The American Dilemma and How We Can Fix It

Mr. Gamble was an instructor at my grammar school. He taught English and Latin and was assuredly one of the most demanding of all my teachers. He was not satisfied with anything short of perfection in his pupils. I had a tremendous amount of respect for him – and I’m glad he’s dead.

 He was a man of average height, perhaps a few pounds overweight – but he carried that off well with his martinet-like erect stance. When Mr. Gamble taught me he must have been in his late 50’s. He was bald – other than having about a two inch tall ring of hair running around his head – each hair looking as though he had just left the barber’s chair – perfectly trimmed and in place. He had a large Roman nose which always drew my eye when I looked at him.

 The suits he wore were very conservative – either charcoal gray or navy blue pin stripes, with an occasional dark brown one thrown into the mix. There was always a perfectly arranged handkerchief in his breast pocket – folded in a triangular design. His tie was precisely knotted and his shoes looked as though they had spent an hour under a skilled shoe shine artist’s capable hands. You could practically see your reflection in the leather.

 While we might get away with talking for a few seconds after one of our other teachers entered the room – that just didn’t happen in Mr. Gamble’s class. As soon as he entered the classroom, there was total silence. Mr. Gamble indeed commanded respect – and we gave it to him.

 Mr. Gamble had a true love of language. You may ask why any school would even teach Latin – a dead language. But, of course, a great deal of Latin has filtered its way into English – and to know our own language’s roots is to gain a greater appreciation and understanding of the language we speak. You will remember that this was “back in the days” when schools emphasized learning broad vocabularies and actually taught grammar.

 Each of us knew the difference between “to”, “too” and “two” and “there”, “their” and “they’re” – distinctions which seem to be lost on a significant portion of those who speak and write English in America today.

Mr. Gamble died of a sudden heart attack a number of years after I had graduated. I was truly saddened by his death and remember crying when I heard about it. He was a demanding teacher but he did his job in the same immaculate manner in which he dressed. I believe that his pupils are better communicators because of what he shared with us.

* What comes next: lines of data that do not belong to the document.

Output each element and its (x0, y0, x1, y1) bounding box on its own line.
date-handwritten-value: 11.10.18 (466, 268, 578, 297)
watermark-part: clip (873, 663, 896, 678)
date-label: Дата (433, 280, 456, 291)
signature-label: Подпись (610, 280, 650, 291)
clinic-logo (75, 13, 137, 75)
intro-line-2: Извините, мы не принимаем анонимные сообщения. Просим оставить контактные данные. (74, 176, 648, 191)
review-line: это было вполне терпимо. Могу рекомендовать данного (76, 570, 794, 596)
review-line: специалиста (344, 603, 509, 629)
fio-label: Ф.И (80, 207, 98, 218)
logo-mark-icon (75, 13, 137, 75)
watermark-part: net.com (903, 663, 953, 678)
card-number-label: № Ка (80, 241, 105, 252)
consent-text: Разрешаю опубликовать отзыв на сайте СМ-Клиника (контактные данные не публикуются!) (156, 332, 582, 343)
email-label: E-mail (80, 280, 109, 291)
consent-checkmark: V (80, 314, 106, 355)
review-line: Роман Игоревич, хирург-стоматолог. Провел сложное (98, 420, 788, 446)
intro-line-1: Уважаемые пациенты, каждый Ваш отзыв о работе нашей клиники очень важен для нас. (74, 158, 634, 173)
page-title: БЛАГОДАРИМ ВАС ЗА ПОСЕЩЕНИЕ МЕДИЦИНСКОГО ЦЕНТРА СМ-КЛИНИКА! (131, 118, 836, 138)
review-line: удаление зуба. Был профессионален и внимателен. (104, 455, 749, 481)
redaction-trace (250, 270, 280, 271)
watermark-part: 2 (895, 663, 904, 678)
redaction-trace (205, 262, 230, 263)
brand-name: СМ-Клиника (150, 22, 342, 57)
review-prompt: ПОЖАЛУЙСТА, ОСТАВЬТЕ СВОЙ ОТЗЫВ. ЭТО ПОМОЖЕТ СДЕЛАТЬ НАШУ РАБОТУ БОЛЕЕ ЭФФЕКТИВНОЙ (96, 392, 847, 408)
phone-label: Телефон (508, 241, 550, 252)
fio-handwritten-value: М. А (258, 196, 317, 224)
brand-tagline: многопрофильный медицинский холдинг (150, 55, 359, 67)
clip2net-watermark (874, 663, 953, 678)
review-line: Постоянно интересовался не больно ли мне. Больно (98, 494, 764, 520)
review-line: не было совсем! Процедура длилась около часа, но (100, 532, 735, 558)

When I said that I was glad he had died it is because I can only imagine how the cacophony of what today passes for English would have offended his hearing. We live in a world where “Yo”, “Bro”, “Dude” and “Awesome” seem to comprise the entire vocabulary necessary to communicate. And that is tragic since we have inherited an incredibly rich language – filled with meaningful words – which by and large go unused by the general population.

 If it is true that, “what separates man from the lower animals is our ability to communicate through language” – we are apparently doing our utmost to narrow the gap. I’m glad that Mr. Gamble has been spared all this. And I wonder if there are any other teachers who share Mr. Gamble’s passion for language – and how they must feel.